Putin apuntó que los funcionarios implicados han estado desviando, a través de paraísos fiscales, recursos públicos a empresas privadas registradas a nombre de sus familiares.

Este esquema de fraude fue detectado en varias regiones de los distritos federales de Cáucaso Norte, Siberia Occidental y los Urales, dijo Putin en una reunión en la república de Jakasia, en el sur de Siberia, según informó la agencia Interfax.

"Se han descubierto casos no aislados cuando complejos energéticos (públicos) que cubren regiones enteras de Rusia están bajo control de clanes familiares", señaló el primer ministro, que citó el ejemplo del sistema energético del Cáucaso Norte, "controlado prácticamente en su totalidad por el señor (Magomed) Kaítov".

Los ciudadanos, según Putin, "pagan la electricidad consumida a empresas afiliadas que actúan en calidad de representantes de las distribuidoras. Después parte de los recursos se hacen efectivos a través de empresas fantasmas y son apropiados por miembros de la familia (de los funcionarios)".

La misma situación tiene lugar en algunas regiones de Siberia Occidental.

"Se ha demostrado que un grupo de directivos de la compañía Tiumenenergo, entre ellos su director general el señor (Yevgueni) Kriuchkov, ha creado un grupo de subcontratas para obras de mantenimiento" dependientes de la estatal, aseveró el candidato a la presidencia de Rusia.

Estas subcontratas, según el primer ministro, invierten los beneficios obtenidos "en una empresa hotelera familiar en la ciudad de Surgut, y se destinan además a inversiones inmobiliarias en Rusia y en el extranjero".

"El director general de la compañía Redes Energéticas Generales de los Urales, un tal Nikitin, es además socio fundador de cinco empresas privadas directamente relacionadas con el servicio técnico que se presta al complejo energético de los Urales y Siberia Occidental", reveló otro caso de corrupción Putin.

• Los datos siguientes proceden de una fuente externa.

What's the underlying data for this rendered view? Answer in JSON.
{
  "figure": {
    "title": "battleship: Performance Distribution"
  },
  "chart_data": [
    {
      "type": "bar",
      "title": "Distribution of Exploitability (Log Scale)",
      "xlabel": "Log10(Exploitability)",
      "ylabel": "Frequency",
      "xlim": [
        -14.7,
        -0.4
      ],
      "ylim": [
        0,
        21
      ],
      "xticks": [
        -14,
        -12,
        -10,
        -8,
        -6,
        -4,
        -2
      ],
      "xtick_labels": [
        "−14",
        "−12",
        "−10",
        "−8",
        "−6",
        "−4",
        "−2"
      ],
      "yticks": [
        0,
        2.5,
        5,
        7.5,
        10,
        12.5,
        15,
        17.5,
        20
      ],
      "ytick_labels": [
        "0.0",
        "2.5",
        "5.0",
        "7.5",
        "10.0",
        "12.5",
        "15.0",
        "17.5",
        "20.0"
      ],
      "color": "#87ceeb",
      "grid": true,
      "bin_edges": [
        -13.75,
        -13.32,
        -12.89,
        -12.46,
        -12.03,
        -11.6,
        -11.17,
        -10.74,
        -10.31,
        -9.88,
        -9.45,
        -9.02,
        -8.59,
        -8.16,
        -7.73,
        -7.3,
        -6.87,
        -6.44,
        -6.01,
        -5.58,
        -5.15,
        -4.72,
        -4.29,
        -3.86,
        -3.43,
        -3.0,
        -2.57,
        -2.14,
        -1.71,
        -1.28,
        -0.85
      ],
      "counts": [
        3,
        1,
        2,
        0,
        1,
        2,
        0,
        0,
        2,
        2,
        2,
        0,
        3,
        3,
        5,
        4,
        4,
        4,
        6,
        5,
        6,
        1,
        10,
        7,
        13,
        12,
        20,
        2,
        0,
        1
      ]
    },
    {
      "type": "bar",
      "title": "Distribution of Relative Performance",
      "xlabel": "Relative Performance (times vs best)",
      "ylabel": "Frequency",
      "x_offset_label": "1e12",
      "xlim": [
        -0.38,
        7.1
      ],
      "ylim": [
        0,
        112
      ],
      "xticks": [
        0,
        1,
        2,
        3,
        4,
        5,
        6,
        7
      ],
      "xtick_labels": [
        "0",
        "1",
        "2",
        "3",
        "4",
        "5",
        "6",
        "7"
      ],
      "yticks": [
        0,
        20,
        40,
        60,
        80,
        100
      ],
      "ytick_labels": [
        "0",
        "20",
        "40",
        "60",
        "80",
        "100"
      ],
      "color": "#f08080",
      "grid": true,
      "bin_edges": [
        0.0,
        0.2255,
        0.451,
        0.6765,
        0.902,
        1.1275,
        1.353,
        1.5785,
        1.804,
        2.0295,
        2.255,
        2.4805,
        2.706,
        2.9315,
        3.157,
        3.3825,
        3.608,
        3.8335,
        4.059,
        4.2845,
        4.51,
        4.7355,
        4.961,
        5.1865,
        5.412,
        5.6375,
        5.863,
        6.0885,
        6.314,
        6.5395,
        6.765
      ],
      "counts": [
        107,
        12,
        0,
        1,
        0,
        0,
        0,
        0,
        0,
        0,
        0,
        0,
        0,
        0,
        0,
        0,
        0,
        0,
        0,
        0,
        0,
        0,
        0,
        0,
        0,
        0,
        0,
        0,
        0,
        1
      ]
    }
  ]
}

Dicho directivo y sus familiares controlan un total de 16 empresas con un volumen de negocio de 2.000 millones de rublos anuales (66 millones de dólares).

"Él mismo dirige (la compañía pública) y él mismo entrega dinero a empresas afiliadas", se quejó Putin.

El primer ministro ruso se mostró sorprendido por la magnitud de la corrupción en el sector energético ruso y ordenó al Gobierno inspeccionar en el plazo de dos meses, en cooperación con las autoridades policiales, todas las compañías participadas por el Estado.

Putin citó explícitamente a gigantes de la economía rusa como el monopolio gasístico Gazprom, el banco Sberbank, la gestora de la red estatal de oleoductos Transneft, la nuclear Rosatom o el monopolio estatal de ferrocarriles Vías Ferroviarias Rusas como compañías cuyos flujos financieros deben ser estudiados a fondo.

"Allí donde se demuestren ilegalidades espero que tomen cartas en el asunto las autoridades policiales, y allí donde se revelen conflictos de intereses habrá que tomar decisiones de recursos humanos y plantear el perfeccionamiento de la base legal" de funcionamiento, manifestó Putin.